A burst of laughter followed this speech; then M. de Morvilliers said, “They have had one meeting-place which M. Chicot does not know of.”
“Where?” asked the king.
“The Abbey of St. Geneviève.”
“Impossible!” murmured the duke.
“It is true,” said M. de Morvilliers, triumphantly.
“What did they decide?” asked the king.
“That the Leaguers should choose chiefs, that every one should arm, that every province should receive a deputy from the conspirators, and that all the Huguenots cherished by his majesty (that was their expression)——”
The king smiled.
“Should be massacred on a given day.”
“Is that all?” said the duke.
“I should hope not,” said Chicot; “if the king got only that for one hundred and sixty thousand livres, it would be a shame.”
“There are chiefs ——”
The Duc d’Anjou could not repress a start.

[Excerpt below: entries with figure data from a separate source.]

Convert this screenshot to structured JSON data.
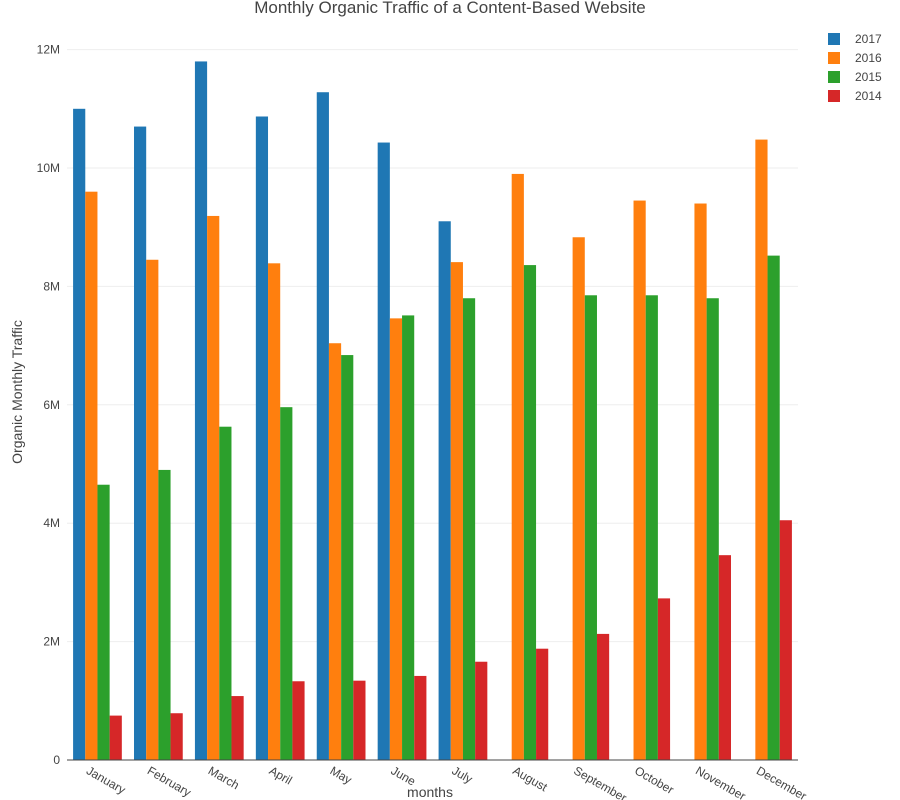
{
  "chart_data": {
    "type": "bar",
    "title": "Monthly Organic Traffic of a Content-Based Website",
    "xlabel": "months",
    "ylabel": "Organic Monthly Traffic",
    "categories": [
      "January",
      "February",
      "March",
      "April",
      "May",
      "June",
      "July",
      "August",
      "September",
      "October",
      "November",
      "December"
    ],
    "ylim": [
      0,
      12500000
    ],
    "yticks": [
      0,
      2000000,
      4000000,
      6000000,
      8000000,
      10000000,
      12000000
    ],
    "ytick_labels": [
      "0",
      "2M",
      "4M",
      "6M",
      "8M",
      "10M",
      "12M"
    ],
    "grid": true,
    "legend_position": "top-right",
    "series": [
      {
        "name": "2017",
        "color": "#1f77b4",
        "values": [
          11000000,
          10700000,
          11800000,
          10870000,
          11280000,
          10430000,
          9100000,
          null,
          null,
          null,
          null,
          null
        ]
      },
      {
        "name": "2016",
        "color": "#ff7f0e",
        "values": [
          9600000,
          8450000,
          9190000,
          8390000,
          7040000,
          7460000,
          8410000,
          9900000,
          8830000,
          9450000,
          9400000,
          10480000
        ]
      },
      {
        "name": "2015",
        "color": "#2ca02c",
        "values": [
          4650000,
          4900000,
          5630000,
          5960000,
          6840000,
          7510000,
          7800000,
          8360000,
          7850000,
          7850000,
          7800000,
          8520000
        ]
      },
      {
        "name": "2014",
        "color": "#d62728",
        "values": [
          750000,
          790000,
          1080000,
          1330000,
          1340000,
          1420000,
          1660000,
          1880000,
          2130000,
          2730000,
          3460000,
          4050000
        ]
      }
    ],
    "legend_order": [
      "2017",
      "2016",
      "2015",
      "2014"
    ]
  }
}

“What!” cried Chicot, “a conspiracy that has chiefs! how wonderful! But we ought to have more than that for one hundred and sixty thousand livres.”
“Their names?” asked the king.
“Firstly, a fanatic preacher; I gave ten thousand livres for his name.”

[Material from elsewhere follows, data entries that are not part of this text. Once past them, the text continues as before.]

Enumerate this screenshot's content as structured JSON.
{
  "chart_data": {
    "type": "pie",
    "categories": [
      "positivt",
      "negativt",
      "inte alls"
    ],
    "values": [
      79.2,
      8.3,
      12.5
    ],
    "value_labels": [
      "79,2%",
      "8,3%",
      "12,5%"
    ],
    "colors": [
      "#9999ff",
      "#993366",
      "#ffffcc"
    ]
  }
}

“A monk called Gorenflot.”
“Poor devil!” said Chicot.
“Gorenflot?” said the king, writing down the name; “afterwards ——”
“Oh!” said the chancellor, with hesitation, “that is all.” And he looked round as if to say, “If your majesty were alone, you should hear more.”
“Speak, chancellor,” said the king, “I have none but friends here.”
“Oh! sire, I hesitate to pronounce such powerful names.”
“Are they more powerful than I am?” cried the king.
“No, sire; but one does not tell secrets in public.”
“Monsieur,” said the Duc d’Anjou, “we will retire.”
The king signed to the chancellor to approach him, and to the duke to remain. M. de Morvilliers had just bent over the king to whisper his communication, when a great clamor was heard in the court of the Louvre. The king jumped up, but Chicot, running to the window, called out, “It is M. de Guise entering the Louvre.”
“The Duc de Guise,” stammered the Duc d’Anjou.
“How strange that he should be in Paris,” said the king, reading the truth in M. de Morvilliers’ look. “Was it of him you were about to speak?” he asked.
“Yes, sire; he presided over the meeting.”
“And the others?”
“I know no more.”
“You need not write that name on your tablets! you will not forget it,” whispered Chicot.
The Duc de Guise advanced, smiling, to see the king.